The ultimate in personalization, our direct-to-consumer NLG product, Wordsmith, is a software-as-a-service model that brings the power of automated content to everyone. It’s as simple as using a content management system or spreadsheet, but almost as powerful as the software we program to deliver thousands of earnings reports for the AP to its millions of customers.
The result is that not only can we cover any event with automation, but YOU can cover any event with automation, and deliver that coverage in any format.
The video below is one of my favorites to show. It features two of our employees playing ping-pong in our break room. The ball is being tracked with a sensor, the data is sent to Wordsmith, which then automates real-time commentary of the match. That commentary is then ported to Amazon’s Alexa, which vocalizes the commentary and color. The whole thing is streamed via live video, providing a professionally-announced live ping-pong match to the world, played by two of our employees in our break room.

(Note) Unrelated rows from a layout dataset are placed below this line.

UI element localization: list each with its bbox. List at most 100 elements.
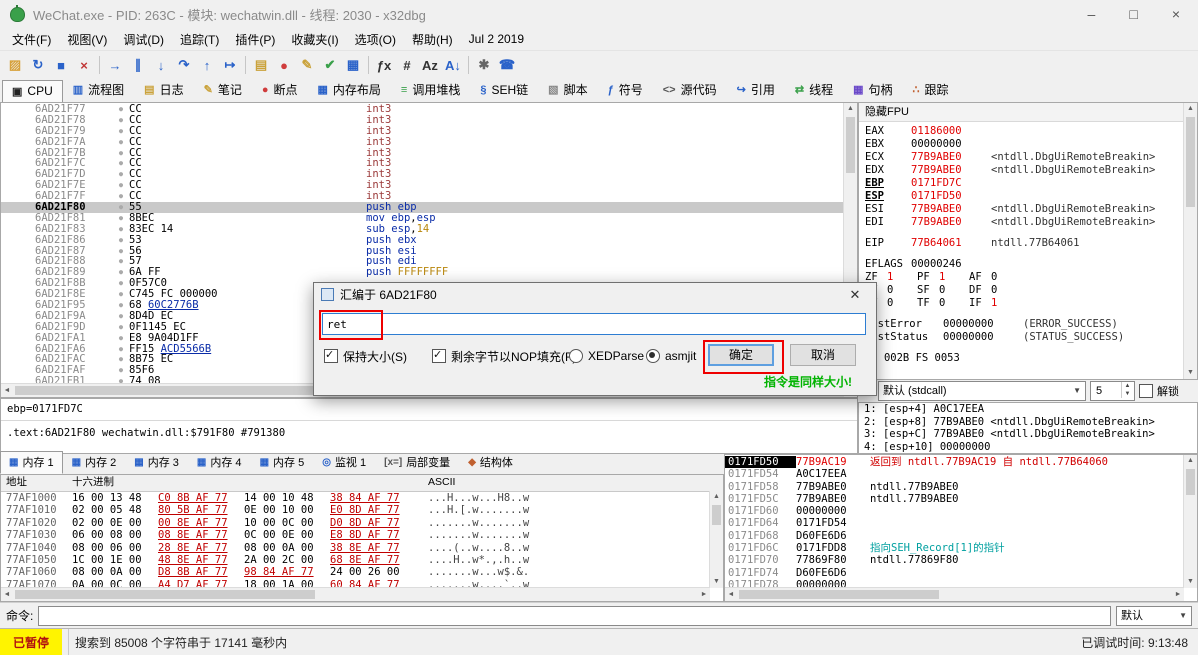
scroll-thumb[interactable] (15, 590, 315, 599)
register-row[interactable]: EDX77B9ABE0<ntdll.DbgUiRemoteBreakin> (865, 164, 1183, 177)
scroll-thumb[interactable] (1186, 469, 1195, 495)
register-row[interactable]: LastStatus00000000(STATUS_SUCCESS) (865, 331, 1183, 344)
scroll-thumb[interactable] (739, 590, 939, 599)
argument-row[interactable]: 4: [esp+10] 00000000 (859, 441, 1197, 454)
disassembly-row[interactable]: 6AD21F79●CCint3 (1, 126, 844, 137)
scroll-left-icon[interactable]: ◄ (725, 588, 737, 601)
disassembly-row[interactable]: 6AD21F7F●CCint3 (1, 191, 844, 202)
close-button[interactable]: × (1172, 6, 1180, 22)
tab-source[interactable]: <>源代码 (653, 77, 727, 103)
memory-row[interactable]: 77AF102002 00 0E 0000 8E AF 7710 00 0C 0… (1, 517, 710, 529)
settings-icon[interactable]: ✱ (473, 54, 495, 76)
az-icon[interactable]: Az (419, 54, 441, 76)
dialog-close-icon[interactable]: ✕ (841, 287, 869, 303)
register-row[interactable]: ECX77B9ABE0<ntdll.DbgUiRemoteBreakin> (865, 151, 1183, 164)
menu-trace[interactable]: 追踪(T) (172, 29, 227, 50)
calling-convention-select[interactable]: 默认 (stdcall) ▼ (878, 381, 1086, 401)
scroll-up-icon[interactable]: ▲ (710, 491, 723, 503)
breakpoint-gutter[interactable] (1, 191, 35, 202)
keep-size-option[interactable]: 保持大小(S) (324, 345, 407, 367)
breakpoint-gutter[interactable] (1, 311, 35, 322)
stack-row[interactable]: 0171FD640171FD54 (725, 517, 1184, 529)
scroll-thumb[interactable] (712, 505, 721, 525)
tab-watch-1[interactable]: ◎监视 1 (313, 451, 375, 474)
register-row[interactable]: ZF1PF1AF0 (865, 271, 1183, 284)
stack-row[interactable]: 0171FD7077869F80ntdll.77869F80 (725, 554, 1184, 566)
stack-vertical-scrollbar[interactable]: ▲ ▼ (1183, 455, 1197, 588)
tab-threads[interactable]: ⇄线程 (785, 77, 843, 103)
stack-row[interactable]: 0171FD74D60FE6D6 (725, 567, 1184, 579)
breakpoint-gutter[interactable] (1, 137, 35, 148)
register-row[interactable]: EBP0171FD7C (865, 177, 1183, 190)
menu-options[interactable]: 选项(O) (347, 29, 404, 50)
scroll-down-icon[interactable]: ▼ (1184, 576, 1197, 588)
run-icon[interactable]: → (104, 54, 126, 76)
memory-row[interactable]: 77AF103006 00 08 0008 8E AF 770C 00 0E 0… (1, 529, 710, 541)
disassembly-row[interactable]: 6AD21F7D●CCint3 (1, 169, 844, 180)
scroll-left-icon[interactable]: ◄ (1, 384, 13, 397)
tab-seh[interactable]: §SEH链 (470, 77, 538, 103)
breakpoint-gutter[interactable] (1, 289, 35, 300)
minimize-button[interactable]: – (1088, 6, 1096, 22)
unlock-checkbox[interactable] (1139, 384, 1153, 398)
tab-locals[interactable]: [x=]局部变量 (375, 451, 459, 474)
breakpoint-gutter[interactable] (1, 202, 35, 213)
stop-icon[interactable]: ■ (50, 54, 72, 76)
register-row[interactable]: EBX00000000 (865, 138, 1183, 151)
step-over-icon[interactable]: ↷ (173, 54, 195, 76)
stack-row[interactable]: 0171FD5077B9AC19返回到 ntdll.77B9AC19 自 ntd… (725, 456, 1184, 468)
tab-dump-4[interactable]: ▦内存 4 (188, 451, 251, 474)
scroll-right-icon[interactable]: ► (1172, 588, 1184, 601)
memory-row[interactable]: 77AF101002 00 05 4880 5B AF 770E 00 10 0… (1, 504, 710, 516)
stack-row[interactable]: 0171FD6000000000 (725, 505, 1184, 517)
tab-symbols[interactable]: ƒ符号 (598, 77, 653, 103)
breakpoint-gutter[interactable] (1, 354, 35, 365)
disassembly-row[interactable]: 6AD21F86●53push ebx (1, 235, 844, 246)
stack-row[interactable]: 0171FD68D60FE6D6 (725, 530, 1184, 542)
disassembly-row[interactable]: 6AD21F87●56push esi (1, 246, 844, 257)
breakpoint-gutter[interactable] (1, 104, 35, 115)
scroll-up-icon[interactable]: ▲ (1184, 455, 1197, 467)
tab-dump-1[interactable]: ▦内存 1 (0, 451, 63, 474)
memory-vertical-scrollbar[interactable]: ▲ ▼ (709, 491, 723, 588)
breakpoint-gutter[interactable] (1, 115, 35, 126)
memory-row[interactable]: 77AF106008 00 0A 00D8 8B AF 7798 84 AF 7… (1, 566, 710, 578)
menu-file[interactable]: 文件(F) (4, 29, 59, 50)
engine-option-xedparse[interactable]: XEDParse (569, 345, 644, 367)
tab-memory-map[interactable]: ▦内存布局 (308, 77, 391, 103)
breakpoint-gutter[interactable] (1, 300, 35, 311)
tab-breakpoints[interactable]: ●断点 (252, 77, 308, 103)
step-into-icon[interactable]: ↓ (150, 54, 172, 76)
register-row[interactable]: EFLAGS00000246 (865, 258, 1183, 271)
tab-log[interactable]: ▤日志 (134, 77, 193, 103)
keep-size-checkbox[interactable] (324, 349, 338, 363)
register-row[interactable]: GS 002B FS 0053 (865, 352, 1183, 365)
menu-debug[interactable]: 调试(D) (115, 29, 172, 50)
argument-row[interactable]: 2: [esp+8] 77B9ABE0 <ntdll.DbgUiRemoteBr… (859, 416, 1197, 429)
breakpoint-gutter[interactable] (1, 148, 35, 159)
tab-struct[interactable]: ◆结构体 (459, 451, 522, 474)
memory-row[interactable]: 77AF100016 00 13 48C0 8B AF 7714 00 10 4… (1, 492, 710, 504)
asmjit-radio[interactable] (646, 349, 660, 363)
assembly-instruction-input[interactable] (322, 313, 866, 335)
memory-horizontal-scrollbar[interactable]: ◄ ► (1, 587, 710, 601)
tab-graph[interactable]: ▥流程图 (63, 77, 134, 103)
scroll-thumb[interactable] (846, 117, 855, 173)
scroll-thumb[interactable] (1186, 117, 1195, 207)
engine-option-asmjit[interactable]: asmjit (646, 345, 696, 367)
register-row[interactable]: CF0TF0IF1 (865, 297, 1183, 310)
disassembly-row[interactable]: 6AD21F7B●CCint3 (1, 148, 844, 159)
breakpoint-gutter[interactable] (1, 158, 35, 169)
pause-icon[interactable]: ∥ (127, 54, 149, 76)
register-row[interactable]: ESP0171FD50 (865, 190, 1183, 203)
scroll-down-icon[interactable]: ▼ (710, 576, 723, 588)
patch-icon[interactable]: ✔ (319, 54, 341, 76)
sort-icon[interactable]: A↓ (442, 54, 464, 76)
argument-row[interactable]: 3: [esp+C] 77B9ABE0 <ntdll.DbgUiRemoteBr… (859, 428, 1197, 441)
stack-row[interactable]: 0171FD54A0C17EEA (725, 468, 1184, 480)
tab-dump-3[interactable]: ▦内存 3 (125, 451, 188, 474)
nop-fill-option[interactable]: 剩余字节以NOP填充(F) (432, 345, 576, 367)
memory-row[interactable]: 77AF104008 00 06 0028 8E AF 7708 00 0A 0… (1, 542, 710, 554)
fx-icon[interactable]: ƒx (373, 54, 395, 76)
disassembly-row[interactable]: 6AD21F7E●CCint3 (1, 180, 844, 191)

They also get a professionally-written recap at the end.
In January, Automated Insights hosted a two-day Wordsmith and Alexa Hackathon, bringing in over a dozen companies from across the country, including Amazon (of course), AP, Tibco, STATS, and others, to build unique and exciting new ways to power automated content and news creation and delivery with the Wordsmith NLG platform and Alexa’s voice input and voice delivery.
The results were astonishing, and you’ll see these types of use-cases for automated content in production soon.
In fact, in the not-too-distant future, it’s our belief that every newsroom should be using Wordsmith, as the single most-important tool to leverage automation to increase their reach, depth, and speed. It’s my goal to make that happen — easily, painlessly, and with high return on the investment in time and resources.